Thread: libpqxx testers needed!

libpqxx testers needed!

From
"Jeroen T. Vermeulen"
Date:
The latest version of libpqxx, 1.2.2, introduces a new class
"CachedResult" that makes large result sets easier to handle by fetching
rows on-demand and caching them internally.  I've added some tests for
this new feature, but the code is fairly complex and I'm sure it can be
broken in ways I haven't thought of.

Is anyone out there willing to give it a whirl?  It's far from finished
now (it doesn't evict blocks yet if the cache gets too large, and there
are going to be some internal changes before I can implement iterators)
but I suspect this class may be fairly useful already.

Download it at
 ftp://gborg.postgresql.org/pub/libpqxx/stable/libpqxx-1.2.2.tar.gz


Jeroen



Re: libpqxx testers needed!

From
"Llew Sion Goodstadt"
Date:
One thing I am curious about is why strings are passed by value instead
of by constant reference.
Even granted that many standard library vendors *in the past* used
COW reference counting implementations of std::string to minimize the
cost of copying, this surely is still an unwarranted additional cost.


E.g. libpqxx-1.2.2\src\connection.cxx:427

Instead of:
void pqxx::Connection::BeginCopyRead(string Table)

Should be:
void pqxx::Connection::BeginCopyRead(const string& Table)
{ Result R( Exec(("COPY " + Table + " TO STDOUT").c_str()) ); R.CheckStatus();
}


Of course if you are going to change the string anyway inside the body
of the function, pass by const
reference is misleading for both the compiler and the user, so pass
by value would be justified. E.g. if the above example had been 
something like

void pqxx::Connection::BeginCopyRead(string Table)
{ Table = "COPY " + Table + " TO STDOUT"; Result R( Exec(Table.c_str()) ); R.CheckStatus();
}

I have found few of these cases in libpqxx.



Leo Goodstadt
MRC Functional Genetics Unit
OXFORD
OX1 3QX



Re: libpqxx testers needed!

From
"Llew Sion Goodstadt"
Date:
One thing I am curious about is why strings are passed by value instead
of by constant reference.
Even granted that many standard library vendors *in the past* used
COW reference counting implementations of std::string to minimize the
cost of copying, this surely is still an unwarranted additional cost.

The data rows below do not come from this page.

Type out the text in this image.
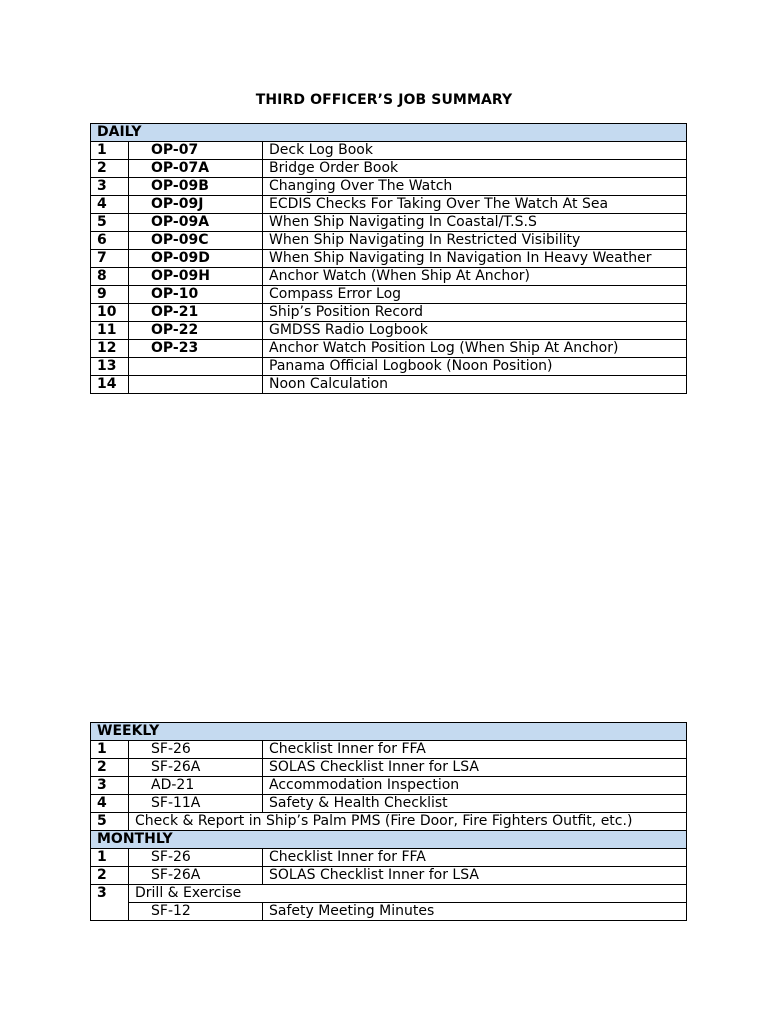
THIRD OFFICER’S JOB SUMMARY
DAILY		
1	OP-07	Deck Log Book
2	OP-07A	Bridge Order Book
3	OP-09B	Changing Over The Watch
4	OP-09J	ECDIS Checks For Taking Over The Watch At Sea
5	OP-09A	When Ship Navigating In Coastal/T.S.S
6	OP-09C	When Ship Navigating In Restricted Visibility
7	OP-09D	When Ship Navigating In Navigation In Heavy Weather
8	OP-09H	Anchor Watch (When Ship At Anchor)
9	OP-10	Compass Error Log
10	OP-21	Ship’s Position Record
11	OP-22	GMDSS Radio Logbook
12	OP-23	Anchor Watch Position Log (When Ship At Anchor)
13		Panama Official Logbook (Noon Position)
14		Noon Calculation
WEEKLY		
1	SF-26	Checklist Inner for FFA
2	SF-26A	SOLAS Checklist Inner for LSA
3	AD-21	Accommodation Inspection
4	SF-11A	Safety & Health Checklist
5	Check & Report in Ship’s Palm PMS (Fire Door, Fire Fighters Outfit, etc.)	
MONTHLY		
1	SF-26	Checklist Inner for FFA
2	SF-26A	SOLAS Checklist Inner for LSA
3	Drill & Exercise	
	SF-12	Safety Meeting Minutes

E.g. libpqxx-1.2.2\src\connection.cxx:427

Instead of:
void pqxx::Connection::BeginCopyRead(string Table)

Should be:
void pqxx::Connection::BeginCopyRead(const string& Table)
{ Result R( Exec(("COPY " + Table + " TO STDOUT").c_str()) ); R.CheckStatus();
}


Of course if you are going to change the string anyway inside the body
of the function, pass by const
reference is misleading for both the compiler and the user, so pass
by value would be justified. E.g. if the above example had been 
something like

void pqxx::Connection::BeginCopyRead(string Table)
{ Table = "COPY " + Table + " TO STDOUT"; Result R( Exec(Table.c_str()) ); R.CheckStatus();
}

I have found few of these cases in libpqxx.



Leo Goodstadt
MRC Functional Genetics Unit
OXFORD
OX1 3QX



Re: libpqxx testers needed!

From
"Jeroen T. Vermeulen"
Date:
On Tue, Dec 03, 2002 at 06:25:57PM -0000, Llew Sion Goodstadt wrote:
> One thing I am curious about is why strings are passed by value instead
> of by constant reference.
Mostly because I didn't want any clutter in the early stages.  I think
of this as an optimization issue.  IIRC I've changed some of these 
instances to const std::string &, but not all of them yet.  I'll get 
back to this particular job when I have time.